Does Obama really think the sovereign nation of Vietnam was America’s to
“lose” in the first place? And does he wish (as he should) to include
Dr. Martin Luther King, Jr. (whom the technically black Obama loves to
quote and cite) among those “on the left” who saw the Vietnam War as an
expression of America’s broader imperialism and racism and of its
related captivity to what Dwight Eisenhower identified as the “military
industrial complex?”
King came to precisely those radical conclusions and went beyond them by
tying it all to problems of race and class rule within the imperial
homeland. As one see from reading his essential speeches and writings
after 1966, the great civil rights leader saw social inequalities at
home and criminal U.S. violence abroad as part of what he called “the
triple evils that are interrelated:” (1) racism; (2) poverty/economic
exploitation/capitalism; (3) militarism/imperialism.
The people of Iraq can be forgiven if they don’t share Obama’s sense
that it was a good thing for the American armed forces to “recover”
after Vietnam. The world has plenty to fear in the the specter of an
Obamanation.
HATING A WAR BECAUSE IT’S NOT WORKING VS. HATING A WAR BECAUSE IT’S WRONG
After reflecting on the terrible damage that the Vietnam War did to
AMERICANS and adding a few lines about his curious respect for Ronald
Reagan (p. 289), Obama’s "Audacity" launches into an elegant,
Harvard-certified critique of Bush II’s war on Iraq. His discourse is
full of standard “realist” foreign policy rhetoric along lines such as
these: “I am convinced that it will almost always be in our strategic
interest to act multilaterally rather than unilaterally when we use
force around the world” since “nobody benefits more that we do from the
observance of international ‘rules of the road'" (p. 309).
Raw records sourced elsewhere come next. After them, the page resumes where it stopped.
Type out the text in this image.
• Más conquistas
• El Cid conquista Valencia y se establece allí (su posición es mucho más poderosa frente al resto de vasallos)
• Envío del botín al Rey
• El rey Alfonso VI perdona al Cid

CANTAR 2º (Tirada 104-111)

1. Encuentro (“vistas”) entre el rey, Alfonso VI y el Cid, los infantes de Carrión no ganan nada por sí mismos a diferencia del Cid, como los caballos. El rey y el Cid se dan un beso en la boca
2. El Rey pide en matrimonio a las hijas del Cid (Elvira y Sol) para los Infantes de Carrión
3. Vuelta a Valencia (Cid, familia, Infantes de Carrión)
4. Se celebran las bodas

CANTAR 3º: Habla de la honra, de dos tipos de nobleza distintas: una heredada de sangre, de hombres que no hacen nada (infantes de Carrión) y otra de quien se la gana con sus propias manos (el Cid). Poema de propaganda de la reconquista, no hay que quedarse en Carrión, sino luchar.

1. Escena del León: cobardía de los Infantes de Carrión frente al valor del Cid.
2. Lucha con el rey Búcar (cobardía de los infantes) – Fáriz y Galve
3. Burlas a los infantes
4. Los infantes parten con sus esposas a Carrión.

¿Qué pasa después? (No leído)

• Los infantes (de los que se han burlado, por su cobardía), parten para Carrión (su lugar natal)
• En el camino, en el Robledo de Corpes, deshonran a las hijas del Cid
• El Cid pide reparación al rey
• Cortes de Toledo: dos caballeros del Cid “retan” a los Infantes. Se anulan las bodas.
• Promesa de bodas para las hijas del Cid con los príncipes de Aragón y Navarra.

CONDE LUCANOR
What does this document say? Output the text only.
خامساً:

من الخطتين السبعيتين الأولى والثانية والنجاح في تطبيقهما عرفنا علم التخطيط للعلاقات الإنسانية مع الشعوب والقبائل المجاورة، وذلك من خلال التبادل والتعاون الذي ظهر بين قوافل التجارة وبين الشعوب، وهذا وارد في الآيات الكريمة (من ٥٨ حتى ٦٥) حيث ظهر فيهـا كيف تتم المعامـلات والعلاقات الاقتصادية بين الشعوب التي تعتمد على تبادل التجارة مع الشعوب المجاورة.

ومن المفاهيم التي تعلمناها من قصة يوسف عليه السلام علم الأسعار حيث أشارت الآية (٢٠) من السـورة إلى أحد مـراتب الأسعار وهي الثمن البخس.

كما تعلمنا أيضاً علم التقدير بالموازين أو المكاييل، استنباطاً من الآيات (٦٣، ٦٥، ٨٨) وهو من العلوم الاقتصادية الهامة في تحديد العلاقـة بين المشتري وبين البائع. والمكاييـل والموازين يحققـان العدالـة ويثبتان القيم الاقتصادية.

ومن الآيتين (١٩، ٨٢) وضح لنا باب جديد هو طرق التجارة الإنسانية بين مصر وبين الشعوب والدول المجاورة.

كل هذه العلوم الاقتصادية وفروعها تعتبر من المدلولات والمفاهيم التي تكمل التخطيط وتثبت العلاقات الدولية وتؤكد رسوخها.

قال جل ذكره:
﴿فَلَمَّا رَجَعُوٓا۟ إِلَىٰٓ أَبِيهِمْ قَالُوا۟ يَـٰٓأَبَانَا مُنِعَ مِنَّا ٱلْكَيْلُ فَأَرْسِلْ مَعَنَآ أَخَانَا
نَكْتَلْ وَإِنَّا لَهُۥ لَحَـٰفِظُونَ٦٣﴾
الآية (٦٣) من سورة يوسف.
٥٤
In the 20 or so pages that he dedicates to the criminal occupation of
Iraq, Obama makes it clear that he sees Operation Iraqi Freedom (OIF) as
a terrible mistake – a “dumb” strategic error of historic proportions.
What he can’t say or admit and perhaps doesn’t believe is that the
invasion of Iraq was and remains a great moral and spiritual
transgression – a loathsome war crime.
This is a telling silence. There were those who came to oppose the
Vietnam War primarily because America’s mass-murderous “crucifixion of
Southeast Asia” (Noam Chomsky) seemed finally not to be working for the
goal of advancing U.S imperial power and there were those who opposed it
because it was morally wrong (whether it was “working” or not). The
same division exists in regard to OIF. Obama is on the morally empty,
“pragmatic” side of that ethical chasm, consistent with the counsel of
his special foreign policy friend Samantha Power, who joined Morton
Abramowitz to say the following in an April 2006 opinion-editorial
telling the Democrats to “Get Loud, Get Angry!” over the Iraq War: “In
recent months, the Democrats have taken steps to push for
accountability. But few have attracted media attention and all have
slammed the Bush administration’s tactical blunders – intelligence
failures, contract corruption, and torture – rather than declaring Iraq
and enormous strategic blunder in the ear on terror. Few have called
the war what most Americans now understand it to have been: a mistake”
(Samantha Power and Morton Abramowitz, “Democrats: Get Loud, Get
Angry!,” Los Angeles Times, 10 April, 2006)
Especially after the mid-term revulsion “wave,” we will be hearing
plenty of Democrats (and no tiny number of Republicans) easily admitting
that the latest Iraq War was and is a horrible “strategic mistake.” Big
deal! Those of us who are not enthralled by conventional bipartisan
imperial wisdom and the elite corporate-neoliberal consensus need to
remind ourselves and our fellow Americans that the occupation of Iraq is
– like the Vietnam War – a great imperial crime that is intimately
related to savage domestic hierarchies that both of the in-power
business parties are sworn to defend.